The trouble is that there is very little left of the pre-Baath party structures to serve as the foundations for any new parties. That rebuilding was possible in Egypt. The old Wafd Party was sufficiently popular and structured to re-emerge as the New Wafd; a moderate version of the old militant Muslim Brotherhood has served as a nucleus for the new religious groupings, and the reputation of Khaled Mohieddin, a colleague and friend of Nasser, preserved his Socialist Party. In Iraq, on the other hand, the Istiqlal was swallowed up by the Baath and the National Democrats withered.

There are one or two rather aged leaders of the National Democrats who may try to revive that ineffectual grouping. Otherwise, for lack of private political initiatives--and there are none in sight at present--the Baath itself may have to provide front men for supposedly new “parties.” Some such thing must be arranged if non-Baathist parties are to take part in a general election reportedly scheduled for next February or March.

One idea being bandied about is that the new parties may not be political but functional and corporate in character, as was the case in Benito Mussolini’s Italy. Thus, the intellectuals and professional men could form a “liberal” party, the businessmen an “enterprise” party and the trade unions one that could be called “labor.” The Iraqis are too sophisticated and politicized to accept this as the genuine thing (Egypt also provides examples of phony “parties”) but it would, at least, be a beginning that could grow into something more genuine. The all-too-confident Baathist loyalists claim that whatever the new parties stand for, they must all be within a Baathist frame. The Baathist basics are Arab nationalism, Arab unity, a nonaligned foreign policy and the new controlled but mixed economy. It should not be too hard for any Iraqi party to fit itself into this frame.

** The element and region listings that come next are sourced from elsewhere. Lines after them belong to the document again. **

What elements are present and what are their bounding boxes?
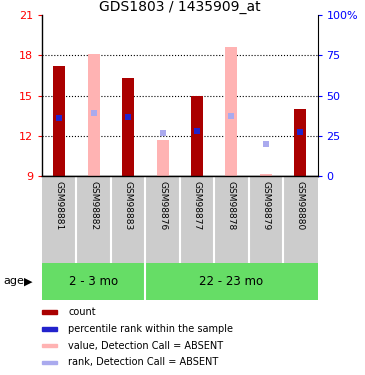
Bar — [122, 78, 134, 176]
Bar — [157, 140, 169, 176]
Text: GSM98883: GSM98883 — [124, 181, 132, 230]
Bar — [42, 176, 76, 262]
Text: age: age — [4, 276, 24, 286]
Bar — [226, 47, 238, 176]
Title: GDS1803 / 1435909_at: GDS1803 / 1435909_at — [99, 0, 261, 14]
Bar — [145, 176, 180, 262]
Bar — [260, 174, 272, 176]
Bar — [42, 327, 57, 331]
Text: GSM98882: GSM98882 — [89, 181, 98, 230]
Text: percentile rank within the sample: percentile rank within the sample — [68, 324, 233, 334]
Text: 22 - 23 mo: 22 - 23 mo — [199, 275, 264, 288]
Bar — [180, 176, 214, 262]
Bar — [53, 66, 65, 176]
Text: ▶: ▶ — [24, 276, 32, 286]
Bar — [191, 96, 203, 176]
Text: GSM98880: GSM98880 — [296, 181, 305, 230]
Bar — [283, 176, 318, 262]
Text: GSM98876: GSM98876 — [158, 181, 167, 230]
Bar — [294, 109, 306, 176]
Bar — [42, 262, 145, 300]
Text: GSM98881: GSM98881 — [55, 181, 64, 230]
Bar — [42, 344, 57, 348]
Text: count: count — [68, 307, 96, 317]
Text: GSM98879: GSM98879 — [261, 181, 270, 230]
Bar — [88, 54, 100, 176]
Bar — [42, 310, 57, 314]
Text: 2 - 3 mo: 2 - 3 mo — [69, 275, 118, 288]
Bar — [76, 176, 111, 262]
Bar — [111, 176, 145, 262]
Text: rank, Detection Call = ABSENT: rank, Detection Call = ABSENT — [68, 357, 218, 368]
Text: GSM98878: GSM98878 — [227, 181, 236, 230]
Bar — [214, 176, 249, 262]
Bar — [42, 361, 57, 364]
Bar — [145, 262, 318, 300]
Text: value, Detection Call = ABSENT: value, Detection Call = ABSENT — [68, 340, 223, 351]
Text: GSM98877: GSM98877 — [192, 181, 201, 230]
Bar — [249, 176, 283, 262]
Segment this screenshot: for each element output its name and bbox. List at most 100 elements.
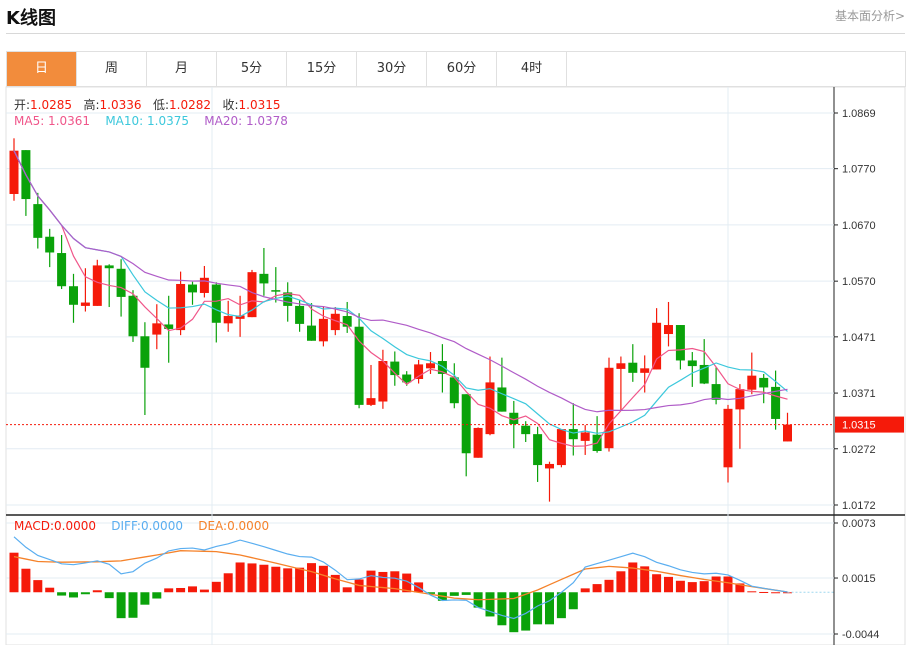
macd-bar	[342, 587, 352, 593]
open-value: 1.0285	[30, 98, 73, 112]
candle-down	[628, 362, 638, 373]
macd-bar	[735, 583, 745, 593]
macd-bar	[485, 592, 495, 617]
macd-bar	[568, 592, 578, 610]
candle-up	[735, 389, 745, 410]
macd-bar	[57, 592, 67, 596]
macd-bar	[164, 588, 174, 593]
candle-down	[128, 295, 138, 337]
tab-month[interactable]: 月	[147, 52, 217, 86]
close-value: 1.0315	[238, 98, 281, 112]
candle-down	[33, 204, 43, 238]
candle-down	[116, 268, 126, 297]
candle-down	[699, 364, 709, 384]
candle-down	[283, 292, 293, 306]
candle-up	[616, 363, 626, 369]
low-label: 低:	[153, 98, 170, 112]
macd-bar	[259, 564, 269, 593]
macd-bar	[247, 563, 257, 593]
tab-day[interactable]: 日	[7, 52, 77, 86]
macd-bar	[366, 570, 376, 593]
ma5-line	[13, 150, 788, 447]
macd-bar	[104, 592, 114, 599]
candle-up	[92, 265, 102, 306]
candle-up	[199, 277, 209, 293]
dea-line	[13, 550, 788, 601]
tab-week[interactable]: 周	[77, 52, 147, 86]
ma20-line	[13, 150, 788, 413]
candle-down	[104, 265, 114, 269]
candle-up	[378, 361, 388, 402]
candle-down	[259, 273, 269, 284]
macd-bar	[759, 591, 769, 593]
candle-up	[414, 364, 424, 380]
macd-tick-label: 0.0073	[842, 518, 876, 530]
macd-bar	[426, 592, 435, 594]
price-tick-label: 1.0272	[842, 444, 876, 456]
price-tick-label: 1.0471	[842, 332, 876, 344]
macd-bar	[128, 592, 138, 618]
ma-legend: MA5: 1.0361 MA10: 1.0375 MA20: 1.0378	[14, 114, 288, 128]
macd-bar	[211, 581, 221, 593]
diff-line	[13, 536, 788, 620]
macd-bar	[116, 592, 126, 619]
candle-up	[80, 302, 90, 306]
macd-bar	[771, 592, 781, 594]
macd-bar	[640, 566, 650, 593]
macd-bar	[283, 568, 293, 593]
ma10-line	[13, 150, 788, 434]
macd-bar	[604, 579, 614, 593]
macd-bar	[652, 574, 662, 593]
candle-up	[664, 325, 673, 335]
macd-bar	[318, 565, 328, 593]
candle-down	[437, 361, 447, 374]
macd-bar	[378, 571, 388, 593]
macd-bar	[664, 576, 673, 593]
macd-bar	[295, 567, 305, 593]
macd-legend: MACD:0.0000 DIFF:0.0000 DEA:0.0000	[14, 519, 269, 533]
page-title: K线图	[6, 8, 56, 29]
macd-bar	[271, 566, 281, 593]
candle-up	[247, 272, 257, 318]
macd-bar	[556, 592, 566, 619]
tab-4hour[interactable]: 4时	[497, 52, 567, 86]
high-label: 高:	[83, 98, 100, 112]
candle-down	[449, 377, 459, 404]
ohlc-legend: 开:1.0285 高:1.0336 低:1.0282 收:1.0315	[14, 96, 281, 113]
macd-bar	[580, 588, 590, 593]
macd-bar	[461, 592, 471, 595]
tab-15min[interactable]: 15分	[287, 52, 357, 86]
ma10-value: MA10: 1.0375	[105, 114, 189, 128]
candle-up	[223, 316, 233, 324]
macd-value: MACD:0.0000	[14, 519, 97, 533]
tab-60min[interactable]: 60分	[427, 52, 497, 86]
candle-down	[711, 384, 721, 400]
tab-30min[interactable]: 30分	[357, 52, 427, 86]
candle-down	[509, 412, 519, 425]
candle-up	[556, 429, 566, 466]
candle-down	[271, 290, 281, 292]
macd-bar	[449, 592, 459, 596]
price-tick-label: 1.0172	[842, 500, 876, 512]
macd-bar	[687, 582, 697, 593]
macd-bar	[92, 590, 102, 593]
candle-down	[759, 377, 769, 388]
high-value: 1.0336	[99, 98, 142, 112]
tab-5min[interactable]: 5分	[217, 52, 287, 86]
macd-bar	[402, 573, 412, 593]
macd-bar	[21, 568, 31, 593]
fundamental-analysis-link[interactable]: 基本面分析>	[834, 9, 905, 23]
macd-bar	[533, 592, 543, 625]
candle-down	[354, 326, 364, 405]
candle-up	[426, 363, 435, 369]
candle-up	[640, 368, 650, 373]
candle-down	[461, 394, 471, 454]
candle-down	[342, 316, 352, 327]
candle-down	[675, 325, 685, 361]
macd-tick-label: 0.0015	[842, 573, 876, 585]
macd-bar	[699, 581, 709, 593]
macd-bar	[307, 563, 316, 593]
macd-bar	[9, 552, 19, 593]
price-tick-label: 1.0869	[842, 108, 876, 120]
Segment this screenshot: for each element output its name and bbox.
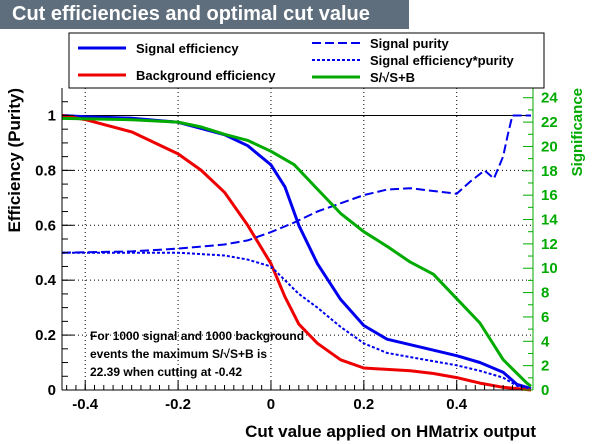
y-tick-label: 1 xyxy=(48,107,56,124)
series-line-2 xyxy=(61,114,531,254)
legend: Signal efficiency Background efficiency Si… xyxy=(68,32,545,89)
y-axis-label: Efficiency (Purity) xyxy=(5,88,24,233)
grid-layer xyxy=(62,88,531,391)
y-tick-label: 0.6 xyxy=(35,217,56,234)
y2-tick-label: 18 xyxy=(541,163,558,180)
y2-tick-label: 10 xyxy=(541,260,558,277)
y2-tick-label: 14 xyxy=(541,212,558,229)
legend-label-1: Background efficiency xyxy=(136,68,276,83)
y2-tick-label: 4 xyxy=(541,333,550,350)
y2-tick-label: 6 xyxy=(541,309,549,326)
x-tick-label: -0.2 xyxy=(165,396,191,413)
x-tick-label: 0.4 xyxy=(446,396,468,413)
chart-title: Cut efficiencies and optimal cut value xyxy=(0,0,409,29)
series-line-3 xyxy=(62,251,532,390)
y-tick-label: 0.2 xyxy=(35,327,56,344)
annotation-line-1: events the maximum S/√S+B is xyxy=(90,347,267,361)
legend-label-2: Signal purity xyxy=(370,36,450,51)
y2-tick-label: 12 xyxy=(541,236,558,253)
annotation: For 1000 signal and 1000 background event… xyxy=(90,329,304,379)
legend-box xyxy=(68,32,545,89)
y2-tick-label: 0 xyxy=(541,382,549,399)
annotation-line-0: For 1000 signal and 1000 background xyxy=(90,329,304,343)
axes-layer: -0.4 -0.2 0 0.2 0.400.20.40.60.8102468101214… xyxy=(35,88,558,413)
series-layer xyxy=(61,114,532,392)
series-line-4 xyxy=(61,116,532,388)
y2-tick-label: 16 xyxy=(541,187,558,204)
y2-axis-label: Significance xyxy=(569,88,586,176)
x-axis-label: Cut value applied on HMatrix output xyxy=(245,422,536,441)
x-tick-label: 0.2 xyxy=(353,396,374,413)
y-tick-label: 0.4 xyxy=(35,272,57,289)
y-tick-label: 0 xyxy=(48,382,56,399)
legend-label-3: Signal efficiency*purity xyxy=(370,53,515,68)
series-line-1 xyxy=(61,114,532,392)
y2-tick-label: 22 xyxy=(541,114,558,131)
legend-label-4: S/√S+B xyxy=(370,70,415,85)
annotation-line-2: 22.39 when cutting at -0.42 xyxy=(90,365,242,379)
y2-tick-label: 20 xyxy=(541,138,558,155)
x-tick-label: 0 xyxy=(267,396,275,413)
y2-tick-label: 2 xyxy=(541,358,549,375)
x-tick-label: -0.4 xyxy=(72,396,99,413)
y2-tick-label: 24 xyxy=(541,90,558,107)
y2-tick-label: 8 xyxy=(541,285,549,302)
legend-label-0: Signal efficiency xyxy=(136,41,239,56)
y-tick-label: 0.8 xyxy=(35,162,56,179)
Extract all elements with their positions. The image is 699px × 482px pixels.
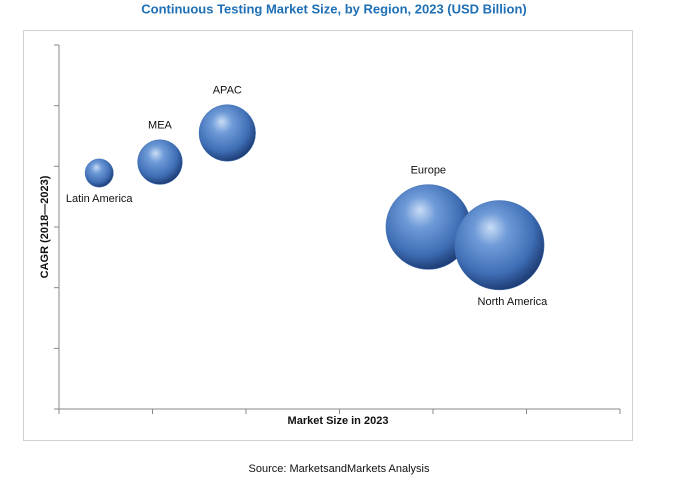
bubble-label: Europe <box>411 164 446 176</box>
bubble-label: APAC <box>213 85 242 97</box>
bubble <box>84 158 114 188</box>
bubble-label: North America <box>478 296 549 308</box>
bubble-label: Latin America <box>66 193 134 205</box>
x-axis-title: Market Size in 2023 <box>288 415 389 427</box>
y-axis-title: CAGR (2018—2023) <box>39 175 51 278</box>
bubble <box>137 139 183 185</box>
plot-frame <box>23 30 633 441</box>
bubble <box>454 200 545 291</box>
source-note: Source: MarketsandMarkets Analysis <box>249 463 430 475</box>
bubble <box>198 104 256 162</box>
chart-title: Continuous Testing Market Size, by Regio… <box>141 1 526 16</box>
bubble-label: MEA <box>148 120 173 132</box>
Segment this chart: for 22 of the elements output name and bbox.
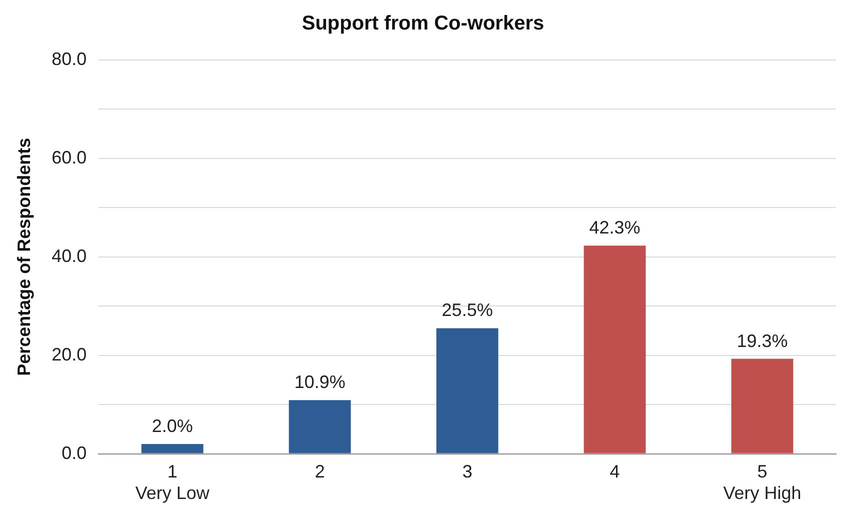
bar — [141, 444, 204, 454]
data-label: 25.5% — [442, 300, 493, 320]
bar — [584, 246, 646, 454]
y-tick-label: 0.0 — [62, 442, 87, 463]
bar — [436, 328, 498, 454]
y-tick-label: 80.0 — [52, 48, 87, 69]
y-tick-label: 60.0 — [52, 147, 87, 168]
y-tick-label: 40.0 — [52, 246, 87, 266]
chart-title: Support from Co-workers — [302, 12, 544, 35]
x-tick-label: 2 — [314, 462, 325, 482]
x-tick-label: 5 Very High — [723, 462, 802, 504]
data-label: 42.3% — [589, 218, 640, 238]
data-label: 2.0% — [152, 416, 193, 436]
bar — [288, 400, 351, 454]
bar — [731, 358, 794, 454]
y-tick-label: 20.0 — [52, 344, 87, 364]
data-label: 10.9% — [294, 372, 346, 392]
x-tick-label: 4 — [610, 462, 620, 482]
x-tick-label: 3 — [462, 462, 472, 482]
y-axis-title: Percentage of Respondents — [14, 138, 34, 376]
data-label: 19.3% — [736, 330, 788, 351]
x-tick-label: 1 Very Low — [135, 462, 210, 504]
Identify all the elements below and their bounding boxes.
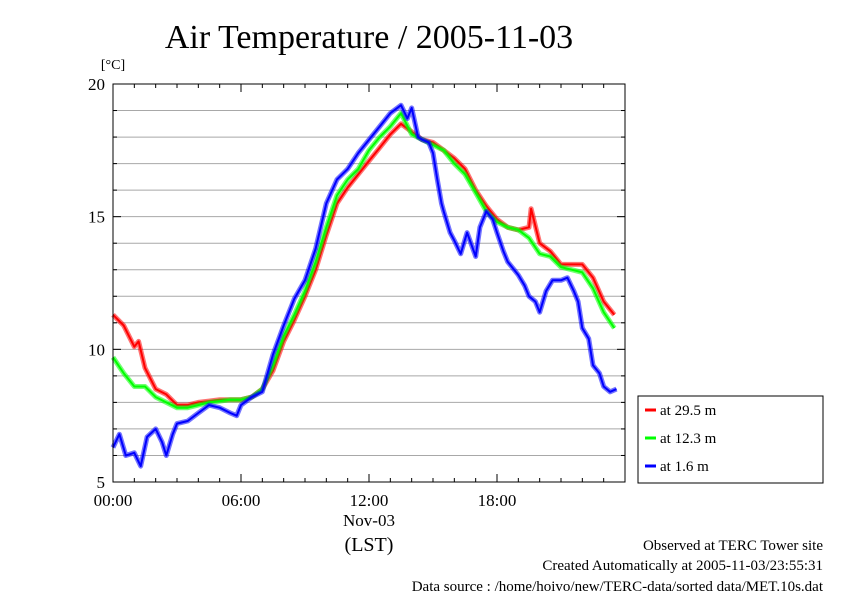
series-halo-at-12-3-m	[110, 110, 617, 411]
legend-box	[637, 395, 824, 484]
series-line-at-12-3-m	[112, 112, 616, 409]
legend-label: at 29.5 m	[660, 403, 717, 419]
footer-data-source: Data source : /home/hoivo/new/TERC-data/…	[412, 579, 824, 595]
legend-label: at 1.6 m	[660, 459, 709, 475]
series-lines	[110, 102, 618, 469]
y-axis-unit-label: [°C]	[101, 58, 125, 73]
x-tick-label: 18:00	[478, 491, 517, 510]
y-tick-label: 15	[88, 208, 105, 227]
footer-created-timestamp: Created Automatically at 2005-11-03/23:5…	[542, 558, 823, 574]
x-tick-label: 12:00	[350, 491, 389, 510]
x-tick-label: 00:00	[94, 491, 133, 510]
y-tick-label: 20	[88, 75, 105, 94]
x-tick-label: 06:00	[222, 491, 261, 510]
axis-ticks: 5 10 15 20 00:00 06:00 12:00 18:00	[88, 75, 626, 510]
x-date-label: Nov-03	[343, 511, 395, 530]
footer-observed-site: Observed at TERC Tower site	[643, 538, 823, 554]
legend: at 29.5 m at 12.3 m at 1.6 m	[637, 395, 824, 484]
chart-title: Air Temperature / 2005-11-03	[165, 19, 573, 56]
series-line-at-29-5-m	[112, 122, 616, 407]
y-tick-label: 10	[88, 340, 105, 359]
series-line-at-1-6-m	[112, 104, 617, 468]
y-tick-label: 5	[97, 473, 106, 492]
x-axis-label: (LST)	[345, 534, 394, 556]
legend-label: at 12.3 m	[660, 431, 717, 447]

The test of real democracy will come when the Baathists have to resist the temptation to domineer and bully the fledgling parties. Here the example will have to be set at the top by Hussein, who will have to curb his impetuosity and impatience and his habit of going--and getting--his own way, often by threat or use of force. Otherwise he would resemble the U.S. Army officer in “The Teahouse of the August Moon” who threatened the Japanese under occupation that he would convert the islanders into a democratic society--even if he had to shoot every last one of them.